Palestra comunali ancora senza orari, ripartenza caos. Le società: «Tamponi gratuiti per lo sport»

Mercoledì 25 Agosto 2021 di Letizia Francesconi
Palestra comunali ancora senza orari, ripartenza caos. Le società: «Tamponi gratuiti per lo sport»

PESARO - C’è bisogno di più spazi da riservare e assegnare alle società sportive nelle palestre comunali della città per ripartire in sicurezza con la nuova stagione sportiva nel rispetto dei protocolli anti Covid. È una necessità che si ripete, ancora di più in questa fase della pandemia, e arriva dalle società più in crescita per numero di iscritti o passaggi di categoria.

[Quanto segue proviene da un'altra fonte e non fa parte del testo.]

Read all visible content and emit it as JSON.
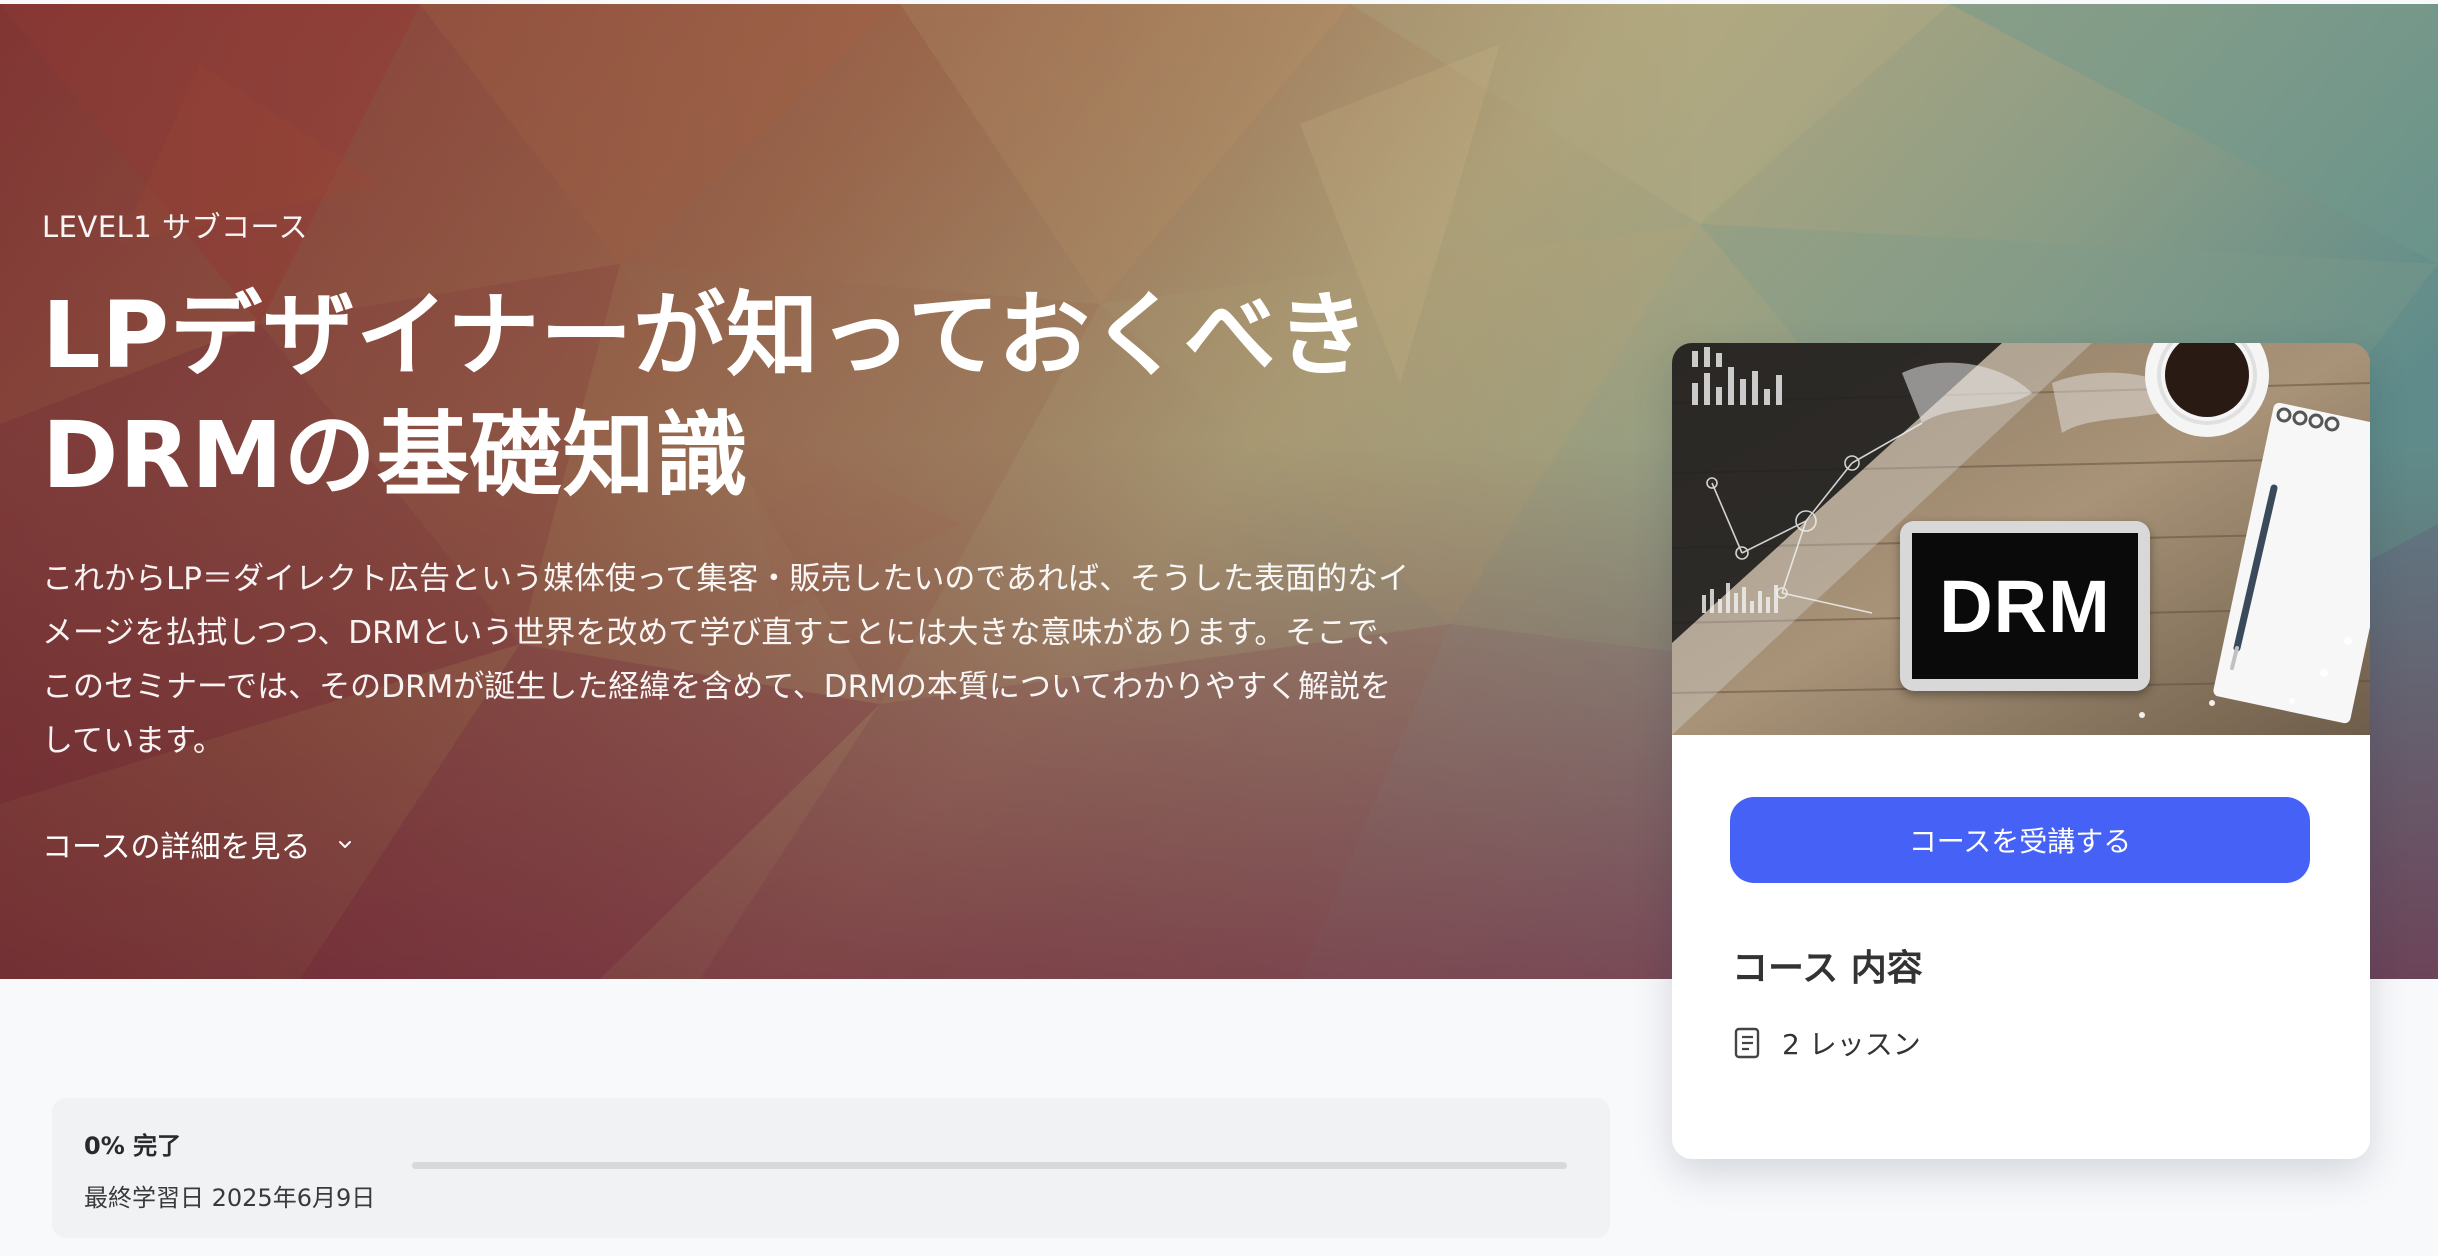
{
  "hero": {
    "course_tag": "LEVEL1 サブコース",
    "title_line1": "LPデザイナーが知っておくべき",
    "title_line2": "DRMの基礎知識",
    "description": "これからLP＝ダイレクト広告という媒体使って集客・販売したいのであれば、そうした表面的なイメージを払拭しつつ、DRMという世界を改めて学び直すことには大きな意味があります。そこで、このセミナーでは、そのDRMが誕生した経緯を含めて、DRMの本質についてわかりやすく解説をしています。",
    "details_link": "コースの詳細を見る",
    "details_icon": "chevron-down-icon"
  },
  "progress": {
    "percent_label": "0% 完了",
    "last_study": "最終学習日 2025年6月9日",
    "fraction": 0
  },
  "side_card": {
    "thumbnail_text": "DRM",
    "enroll_button": "コースを受講する",
    "content_heading": "コース 内容",
    "lessons_label": "2 レッスン",
    "lessons_icon": "book-icon"
  },
  "colors": {
    "accent": "#4561f6",
    "page_background": "#f8f9fb",
    "card_background": "#ffffff"
  }
}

Si è però in ritardo nella tabella di marcia per il calendario di programmazione annuale rispetto allo scorso anno e non di poco, come fanno osservare il presidente della Pisaurum Basket Andrea Maggiotto, e il suo team manager. Tutto considerando, che preparazione e attività ripartiranno dal primo settembre.

 

C’è poi da sciogliere il nodo dell’ingresso alle palestre al chiuso per atleti e categorie giovanili da 12 anni in su con Green pass. Ci sono società come la Bramante Basket (Serie C Gold), che chiede all’amministrazione comunale di riproporre soprattutto per i giovanissimi iscritti e non vaccinati, l’operazione “Sport Sicuro” con tamponi gratuiti.

Boom di iscrizioni

«Siamo una società in crescita – commenta Matteo Longoni, che per l’Asd Bramante segue logistica e attività delle squadre – l’auspicio è avere una risposta positiva dal Servizio comunale Sport alle nostre richieste per fruire di spazi orari in più strutture. Avremo due squadre giovanili e una senior di serie C, solo per le giovanili parliamo di una trentina di atleti in tutto. C’è da dire che per discipline come il basket, in continua crescita e con tante società sportive, le palestre praticamente non bastano mai se consideriamo le categorie dalla seria A alla serie D, le prime divisioni, il basket femminile le amatoriali o il minibasket. Alla nostra società servono più spazi per garantire attività e allenamenti per la prima squadra. Oltre alla sede stabile nella palestra Galilei di Villa Fastiggi, abbiamo inoltrato domanda per altri impianti sempre nella zona Villa Fastiggi e Villa Ceccolini». Va considerato, che nel corso della nuova stagione sportiva alcune società si troveranno a fare i conti con una struttura in meno come la palestra della scuola media Dante Alighieri. 
Anche il volley è in cerca di spazi. Già sul tavolo dell’ufficio Sport c’è la richiesta della Blu Volley. La società vede un aumento nei numeri delle iscrizioni delle giovanili con un più 25% rispetto al 2020. Dopo il Pala Nino Pizza, dove si allenano le categorie C e D, sono stati richiesti anche gli spazi in altri impianti comunali come la palestra di via Turati, Largo Baccelli e ora anche alla palestra comunale Carducci.

C’è chi acquista test rapidi

«Si parte con la preparazione atletica da lunedì e attendiamo indicazioni chiare dall’assessorato allo Sport – commenta Alfonso Petroselli, presidente Blu Volley – in questa prima fase, gli allenamenti saranno all’aperto al Campo scuola. Circa il 90% dei nostri iscritti è in possesso di Green pass, altri ragazzi in settimana riceveranno la prima dose e per il momento è bassa la percentuale delle famiglie di minori nostri iscritti che ad oggi non aderiscono alla vaccinazione. A garanzia di una maggiore sicurezza delle famiglie e per ridurre eventuali rischi fra vaccinati e non, la nostra società acquisterà preventivamente una certa dotazione di tamponi rapidi per controllare a tappeto ogni mese le squadre under 16 fino ai 18 e 19 anni, anche per chi ha già il pass».

Il regolamento 

Le società di basket sanno che dovranno sottostare al Protocollo nazionale della Federazione Italiana Pallacanestro ma restano in attesa anche di un regolamento comunale per l’utilizzo in sicurezza delle palestre al chiuso con pass o tamponi, da ripetere più volte a settimana 48 ore prima di un allenamento o di una partita. «Non tutti i nostri iscritti soprattutto dai 16 anni – osservano Santini e Longoni per Asd Bramante – si sottoporranno alla prima dose. In tal caso dovremo controllarli sistematicamente con un tampone, prima di ogni gara. Si chiede un aiuto anche all’Amministrazione perché pensare di procedere con tamponi ogni due settimane per 9 mesi al costo di 15 euro o più per ogni atleta diventa un costo non indifferente per le società».